Дневники и письма - страница 6
По моей задумке, фриз должен был быть представлен в таком зале, который давал бы ему подходящее архитектурное обрамление, так, чтобы каждая его часть занимала подобающее ей место, не нарушая при этом целостности впечатления; но, к сожалению, до сих пор так и не нашлось никого, кто вызвался бы осуществить этот план.
«Фриз жизни» следует также рассматривать в связи с оформлением актового зала Университета – фриз во многом предвосхитил эти работы, и без него они, возможно, вовсе не были бы созданы. Благодаря ему у меня развилось оформительское чутье. Эти работы также объединяет идейное содержание. «Фриз жизни» крупным планом изображает печали и радости отдельного человека, а полотна в ауле Университета – великие предвечные силы.
«Фриз жизни» и работы для университетской аулы пересекаются в картине «Мужчина и Женщина» (см. Иллюстрации – «Обмен веществ»), где на заднем плане изображены лес и золотой город.
Его нельзя назвать законченным, так как он все время находился в работе, с долгими перерывами. Поскольку я работал над ним в течение долго времени, он, разумеется, неоднороден по технике. – Многие из этих картин я воспринимал как эскизы и намеревался придать всей серии большее единообразие, лишь когда нашлось бы подходящее помещение.
Теперь я вновь выставляю свой фриз, во-первых, потому, что считаю его слишком хорошим произведением, чтобы о нем можно было забыть, а во-вторых, потому, что в течение всех этих лет он имел для меня, в чисто художественном отношении, такое большое значение, что я сам хочу видеть его целиком.
Из недатированной записной книжки
Своим искусством я пытался объяснить жизнь и ее смысл самому себе – и хотел помочь разобраться в жизни другим. – Мне всегда лучше работалось над картинами о себе. —
Я выставлял их вместе и чувствовал, что отдельные картины связаны друг с другом содержанием. – Когда их выставляешь вместе, они сразу начинают звучать и воспринимаются по-другому, нежели по отдельности. Они образуют симфонию.
Так я решил писать фризы.
Из разрозненных заметок
1918
Фриз, как мне кажется, вполне может иметь воздействие, аналогичное воздействию симфонии. Он может взмывать к свету и нырять в темные глубины. Его сила может местами расти, местами падать. И все равно сквозь все картины могут раздаваться и отражаться друг в друге одни и те же звуки, и там и тут могут прорываться пронзительные ноты, барабанные дроби.
И все равно может возникнуть ритм.
Этот фриз воздействует как симфония, в нем есть ритм. И можно при желании ясно это увидеть даже у Бломквиста[19], хотя развеска, выполненная в спешке, оставляет желать лучшего.
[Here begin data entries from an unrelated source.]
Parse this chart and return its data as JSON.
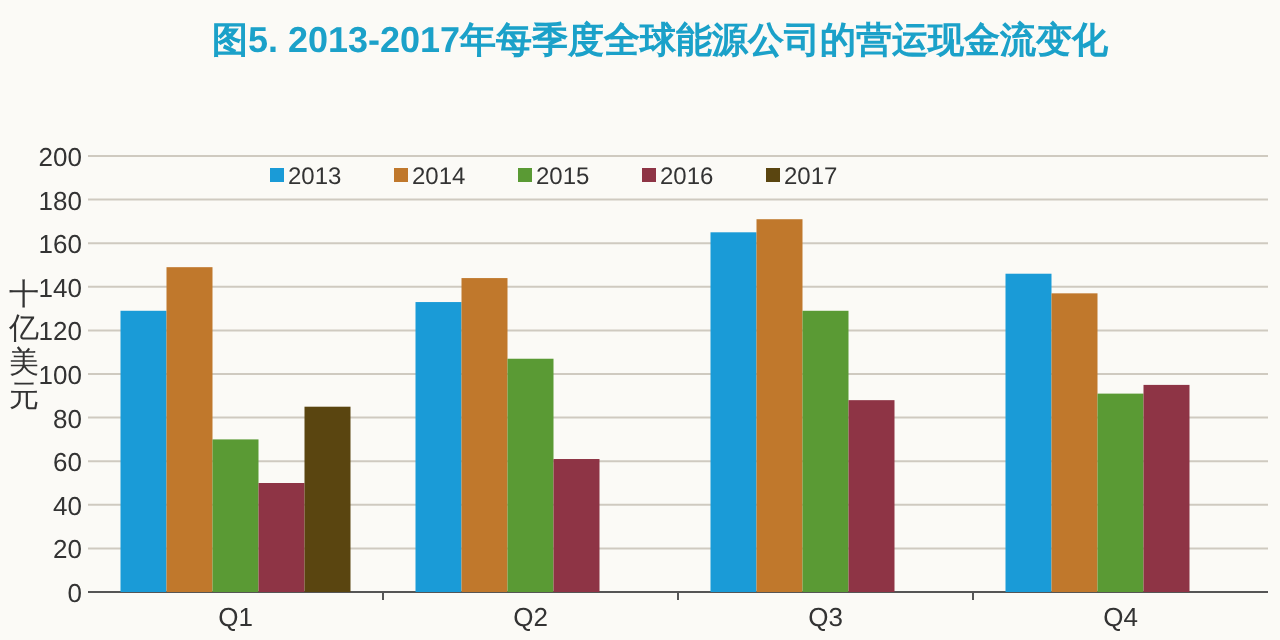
{
  "chart_data": {
    "type": "bar",
    "title": "图5. 2013-2017年每季度全球能源公司的营运现金流变化",
    "ylabel": "十亿美元",
    "categories": [
      "Q1",
      "Q2",
      "Q3",
      "Q4"
    ],
    "series": [
      {
        "name": "2013",
        "color": "#1a9bd7",
        "values": [
          129,
          133,
          165,
          146
        ]
      },
      {
        "name": "2014",
        "color": "#c0782c",
        "values": [
          149,
          144,
          171,
          137
        ]
      },
      {
        "name": "2015",
        "color": "#5a9a34",
        "values": [
          70,
          107,
          129,
          91
        ]
      },
      {
        "name": "2016",
        "color": "#8e3445",
        "values": [
          50,
          61,
          88,
          95
        ]
      },
      {
        "name": "2017",
        "color": "#5a4510",
        "values": [
          85,
          null,
          null,
          null
        ]
      }
    ],
    "ylim": [
      0,
      200
    ],
    "yticks": [
      0,
      20,
      40,
      60,
      80,
      100,
      120,
      140,
      160,
      180,
      200
    ],
    "grid": "y",
    "legend": "top"
  }
}
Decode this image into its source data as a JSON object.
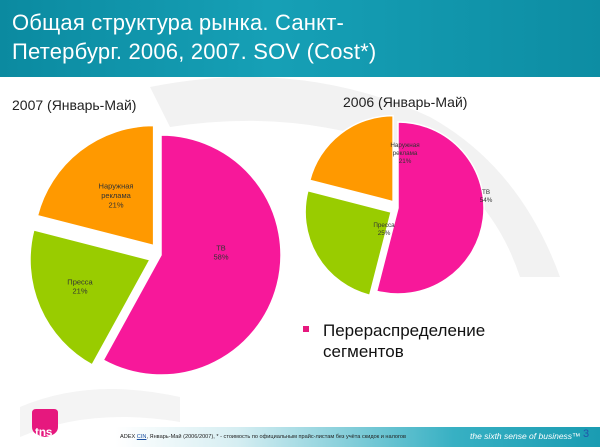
{
  "header": {
    "title_line1": "Общая структура рынка. Санкт-",
    "title_line2": "Петербург. 2006, 2007. SOV (Cost*)"
  },
  "chart_data": [
    {
      "type": "pie",
      "title": "2007 (Январь-Май)",
      "slices": [
        {
          "label": "ТВ",
          "value": 58,
          "value_label": "58%",
          "color": "#f7189a"
        },
        {
          "label": "Пресса",
          "value": 21,
          "value_label": "21%",
          "color": "#99cc00"
        },
        {
          "label": "Наружная реклама",
          "value": 21,
          "value_label": "21%",
          "color": "#ff9900"
        }
      ]
    },
    {
      "type": "pie",
      "title": "2006 (Январь-Май)",
      "slices": [
        {
          "label": "ТВ",
          "value": 54,
          "value_label": "54%",
          "color": "#f7189a"
        },
        {
          "label": "Пресса",
          "value": 25,
          "value_label": "25%",
          "color": "#99cc00"
        },
        {
          "label": "Наружная реклама",
          "value": 21,
          "value_label": "21%",
          "color": "#ff9900"
        }
      ]
    }
  ],
  "legend": {
    "line1": "Перераспределение",
    "line2": "сегментов"
  },
  "footer": {
    "source_prefix": "ADEX ",
    "source_link": "CIN",
    "source_rest": ", Январь-Май (2006/2007), * - стоимость по официальным прайс-листам без учёта скидок и налогов",
    "tagline": "the sixth sense of business™",
    "page_number": "3",
    "logo_text": "tns"
  },
  "colors": {
    "header": "#0b8aa0",
    "tv": "#f7189a",
    "press": "#99cc00",
    "outdoor": "#ff9900",
    "bullet": "#e6187e"
  }
}
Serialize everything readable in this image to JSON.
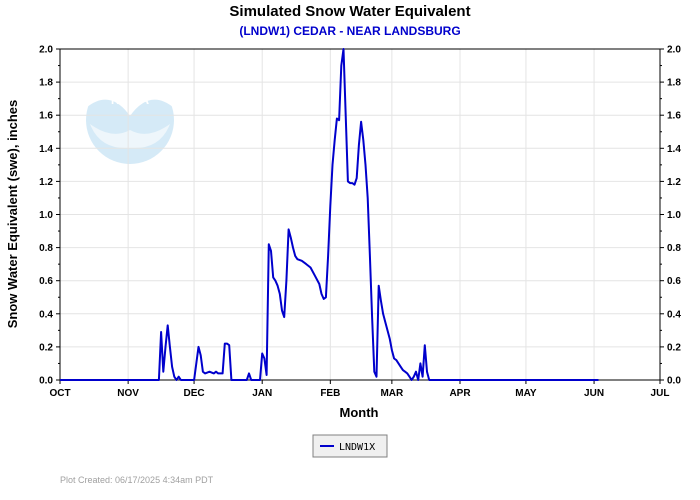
{
  "chart_data": {
    "type": "line",
    "title": "Simulated Snow Water Equivalent",
    "subtitle": "(LNDW1) CEDAR - NEAR LANDSBURG",
    "xlabel": "Month",
    "ylabel": "Snow Water Equivalent (swe),  inches",
    "ylim": [
      0,
      2.0
    ],
    "y_ticks": [
      "0.0",
      "0.2",
      "0.4",
      "0.6",
      "0.8",
      "1.0",
      "1.2",
      "1.4",
      "1.6",
      "1.8",
      "2.0"
    ],
    "x_ticks": [
      "OCT",
      "NOV",
      "DEC",
      "JAN",
      "FEB",
      "MAR",
      "APR",
      "MAY",
      "JUN",
      "JUL"
    ],
    "grid": true,
    "legend_position": "bottom-center",
    "series": [
      {
        "name": "LNDW1X",
        "color": "#0000cc",
        "points": [
          [
            0,
            0
          ],
          [
            45,
            0
          ],
          [
            46,
            0.29
          ],
          [
            47,
            0.05
          ],
          [
            48,
            0.2
          ],
          [
            49,
            0.33
          ],
          [
            50,
            0.2
          ],
          [
            51,
            0.08
          ],
          [
            52,
            0.02
          ],
          [
            53,
            0
          ],
          [
            54,
            0.02
          ],
          [
            55,
            0
          ],
          [
            61,
            0
          ],
          [
            63,
            0.2
          ],
          [
            64,
            0.15
          ],
          [
            65,
            0.05
          ],
          [
            66,
            0.04
          ],
          [
            68,
            0.05
          ],
          [
            70,
            0.04
          ],
          [
            71,
            0.05
          ],
          [
            72,
            0.04
          ],
          [
            74,
            0.04
          ],
          [
            75,
            0.22
          ],
          [
            76,
            0.22
          ],
          [
            77,
            0.21
          ],
          [
            78,
            0
          ],
          [
            85,
            0
          ],
          [
            86,
            0.04
          ],
          [
            87,
            0
          ],
          [
            91,
            0
          ],
          [
            92,
            0.16
          ],
          [
            93,
            0.13
          ],
          [
            94,
            0.03
          ],
          [
            95,
            0.82
          ],
          [
            96,
            0.78
          ],
          [
            97,
            0.62
          ],
          [
            98,
            0.6
          ],
          [
            99,
            0.57
          ],
          [
            100,
            0.52
          ],
          [
            101,
            0.42
          ],
          [
            102,
            0.38
          ],
          [
            103,
            0.6
          ],
          [
            104,
            0.91
          ],
          [
            105,
            0.86
          ],
          [
            106,
            0.8
          ],
          [
            107,
            0.75
          ],
          [
            108,
            0.73
          ],
          [
            110,
            0.72
          ],
          [
            112,
            0.7
          ],
          [
            114,
            0.68
          ],
          [
            116,
            0.63
          ],
          [
            118,
            0.58
          ],
          [
            119,
            0.52
          ],
          [
            120,
            0.49
          ],
          [
            121,
            0.5
          ],
          [
            122,
            0.75
          ],
          [
            123,
            1.05
          ],
          [
            124,
            1.3
          ],
          [
            125,
            1.45
          ],
          [
            126,
            1.58
          ],
          [
            127,
            1.57
          ],
          [
            128,
            1.9
          ],
          [
            129,
            2.0
          ],
          [
            130,
            1.6
          ],
          [
            131,
            1.2
          ],
          [
            132,
            1.19
          ],
          [
            133,
            1.19
          ],
          [
            134,
            1.18
          ],
          [
            135,
            1.22
          ],
          [
            136,
            1.42
          ],
          [
            137,
            1.56
          ],
          [
            138,
            1.45
          ],
          [
            139,
            1.3
          ],
          [
            140,
            1.1
          ],
          [
            141,
            0.75
          ],
          [
            142,
            0.38
          ],
          [
            143,
            0.05
          ],
          [
            144,
            0.02
          ],
          [
            145,
            0.57
          ],
          [
            146,
            0.48
          ],
          [
            147,
            0.4
          ],
          [
            148,
            0.35
          ],
          [
            149,
            0.3
          ],
          [
            150,
            0.25
          ],
          [
            151,
            0.18
          ],
          [
            152,
            0.13
          ],
          [
            153,
            0.12
          ],
          [
            154,
            0.1
          ],
          [
            155,
            0.08
          ],
          [
            156,
            0.06
          ],
          [
            157,
            0.05
          ],
          [
            158,
            0.04
          ],
          [
            159,
            0.02
          ],
          [
            160,
            0
          ],
          [
            161,
            0.02
          ],
          [
            162,
            0.05
          ],
          [
            163,
            0
          ],
          [
            164,
            0.1
          ],
          [
            165,
            0.02
          ],
          [
            166,
            0.21
          ],
          [
            167,
            0.05
          ],
          [
            168,
            0
          ],
          [
            245,
            0
          ]
        ]
      }
    ]
  },
  "logo": {
    "text": "NOAA"
  },
  "footer": {
    "created": "Plot Created: 06/17/2025 4:34am PDT"
  }
}
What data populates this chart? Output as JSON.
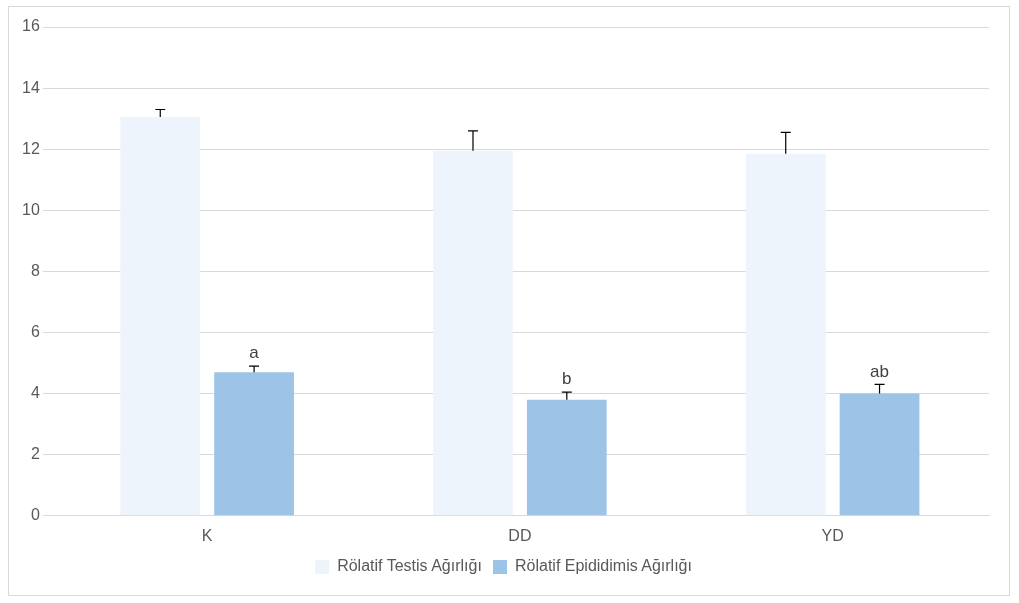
{
  "chart_data": {
    "type": "bar",
    "categories": [
      "K",
      "DD",
      "YD"
    ],
    "series": [
      {
        "name": "Rölatif Testis Ağırlığı",
        "color": "#eef4fb",
        "values": [
          13.05,
          11.95,
          11.85
        ],
        "errors": [
          [
            13.05,
            13.3
          ],
          [
            11.95,
            12.6
          ],
          [
            11.85,
            12.55
          ]
        ]
      },
      {
        "name": "Rölatif Epididimis Ağırlığı",
        "color": "#9dc3e6",
        "values": [
          4.7,
          3.8,
          4.0
        ],
        "errors": [
          [
            4.7,
            4.9
          ],
          [
            3.8,
            4.05
          ],
          [
            4.0,
            4.3
          ]
        ]
      }
    ],
    "ylim": [
      0,
      16
    ],
    "yticks": [
      0,
      2,
      4,
      6,
      8,
      10,
      12,
      14,
      16
    ],
    "grid": "y",
    "legend": "bottom",
    "annotations": [
      "a",
      "b",
      "ab"
    ]
  }
}
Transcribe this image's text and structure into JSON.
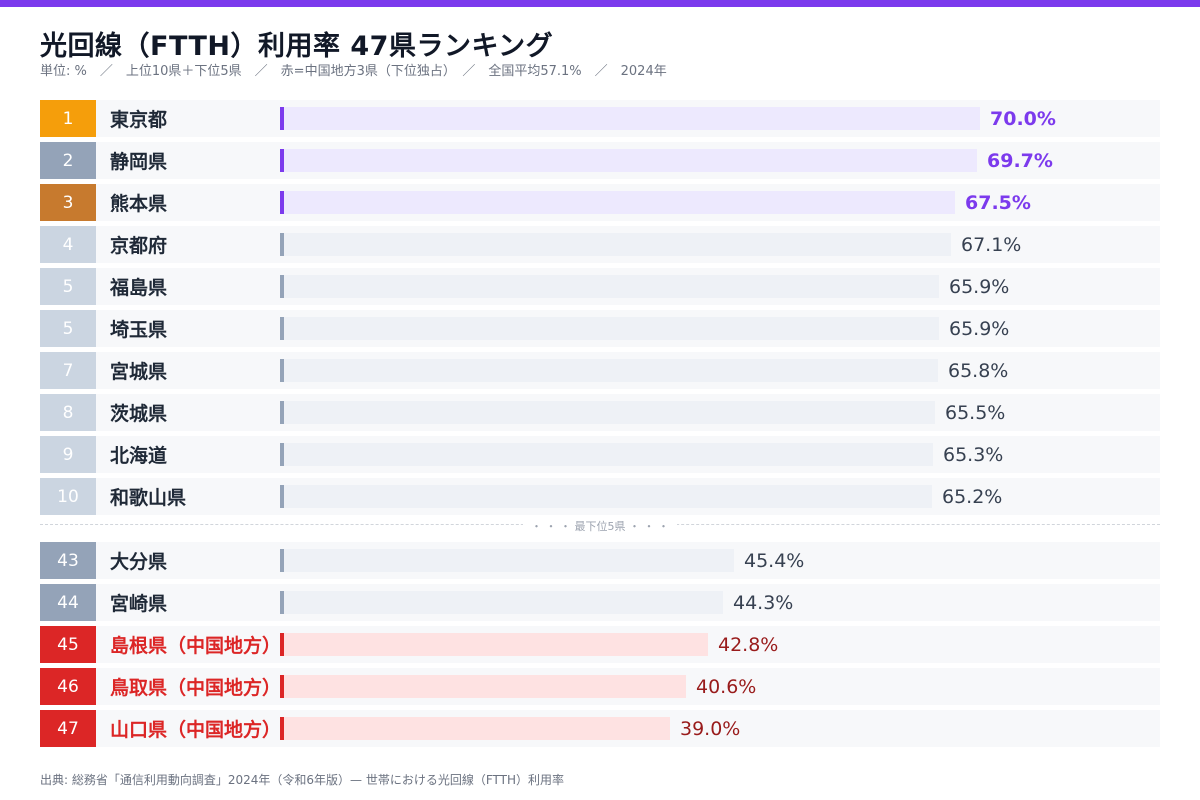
{
  "header": {
    "title": "光回線（FTTH）利用率 47県ランキング",
    "subtitle": "単位: %　／　上位10県＋下位5県　／　赤=中国地方3県（下位独占）　／　全国平均57.1%　／　2024年"
  },
  "divider_label": "・ ・ ・ 最下位5県 ・ ・ ・",
  "source": "出典: 総務省「通信利用動向調査」2024年（令和6年版）— 世帯における光回線（FTTH）利用率",
  "colors": {
    "accent": "#7c3aed",
    "gold": "#f59e0b",
    "silver": "#94a3b8",
    "bronze": "#c77a2e",
    "rank_light": "#cbd5e1",
    "rank_mid": "#94a3b8",
    "red": "#dc2626",
    "purple_track": "#ede9fe",
    "gray_track": "#eef1f6",
    "red_track": "#fee2e2"
  },
  "chart_data": {
    "type": "bar",
    "orientation": "horizontal",
    "unit": "%",
    "xlim": [
      0,
      100
    ],
    "rows": [
      {
        "rank": "1",
        "name": "東京都",
        "value": 70.0,
        "label": "70.0%",
        "group": "gold"
      },
      {
        "rank": "2",
        "name": "静岡県",
        "value": 69.7,
        "label": "69.7%",
        "group": "silver"
      },
      {
        "rank": "3",
        "name": "熊本県",
        "value": 67.5,
        "label": "67.5%",
        "group": "bronze"
      },
      {
        "rank": "4",
        "name": "京都府",
        "value": 67.1,
        "label": "67.1%",
        "group": "top"
      },
      {
        "rank": "5",
        "name": "福島県",
        "value": 65.9,
        "label": "65.9%",
        "group": "top"
      },
      {
        "rank": "5",
        "name": "埼玉県",
        "value": 65.9,
        "label": "65.9%",
        "group": "top"
      },
      {
        "rank": "7",
        "name": "宮城県",
        "value": 65.8,
        "label": "65.8%",
        "group": "top"
      },
      {
        "rank": "8",
        "name": "茨城県",
        "value": 65.5,
        "label": "65.5%",
        "group": "top"
      },
      {
        "rank": "9",
        "name": "北海道",
        "value": 65.3,
        "label": "65.3%",
        "group": "top"
      },
      {
        "rank": "10",
        "name": "和歌山県",
        "value": 65.2,
        "label": "65.2%",
        "group": "top"
      },
      {
        "rank": "43",
        "name": "大分県",
        "value": 45.4,
        "label": "45.4%",
        "group": "bottom"
      },
      {
        "rank": "44",
        "name": "宮崎県",
        "value": 44.3,
        "label": "44.3%",
        "group": "bottom"
      },
      {
        "rank": "45",
        "name": "島根県（中国地方）",
        "value": 42.8,
        "label": "42.8%",
        "group": "chugoku"
      },
      {
        "rank": "46",
        "name": "鳥取県（中国地方）",
        "value": 40.6,
        "label": "40.6%",
        "group": "chugoku"
      },
      {
        "rank": "47",
        "name": "山口県（中国地方）",
        "value": 39.0,
        "label": "39.0%",
        "group": "chugoku"
      }
    ]
  }
}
Кроме того, я совершенно не согласен с мнением, будто фриз должен состоять из картин одинакового формата. Напротив, я считаю, что разность форматов делает его более живым. Кроме того, для наддверного и надоконного пространства часто бывают необходимы картины иных форматов.
Эту серию картин я считаю одной из моих самых значительных работ, если не самой значительной.
Она так и не встретила понимания у меня на родине. Прежде всего, раньше всего и лучше всего ее поняли в Германии.
Записная книжка
(1889–1890)
«Иллюстрированный дневник»
Только для моего личного чтения.
После моей смерти дать просмотреть свободомыслящим понимающим людям.
Э. Мунк, сент. 1932 г.
Господину профессору Скрейнеру[20] от Ингер Мунк[21].
апр. 1944 г.
Высокий склон, поросший травой, на вершине тянется к небу лес. На склоне пасутся коровы и овцы, слышен звон колокольчиков. Над склоном голубое небо, покрытое редкими белыми облаками, а внизу долина. Трава такая зеленая, а небо такое голубое. За крохотными ягнятами из леса может наведаться медведь, и потому к ним приставлен мальчонка с хворостиной, которой он медведя и прогонит. Под склоном, в долине, убирают сено…
Вдали виднеется множество белых шатров. Перед одним из них сидят мужчина и женщина и ведут долгую беседу. —
Усадьба. Посередине двора стол из серого камня, вокруг него каменные сидения. С одной стороны – большой хлев с высоким заездом на сеновал, с другой – низкие домики для возчиков и загоны для овец. Как-то один ягненок сломал ногу, и они били его, пока не забили до смерти. Он был такой маленький, беленький. Лежал, распластавшись на траве, едва живой.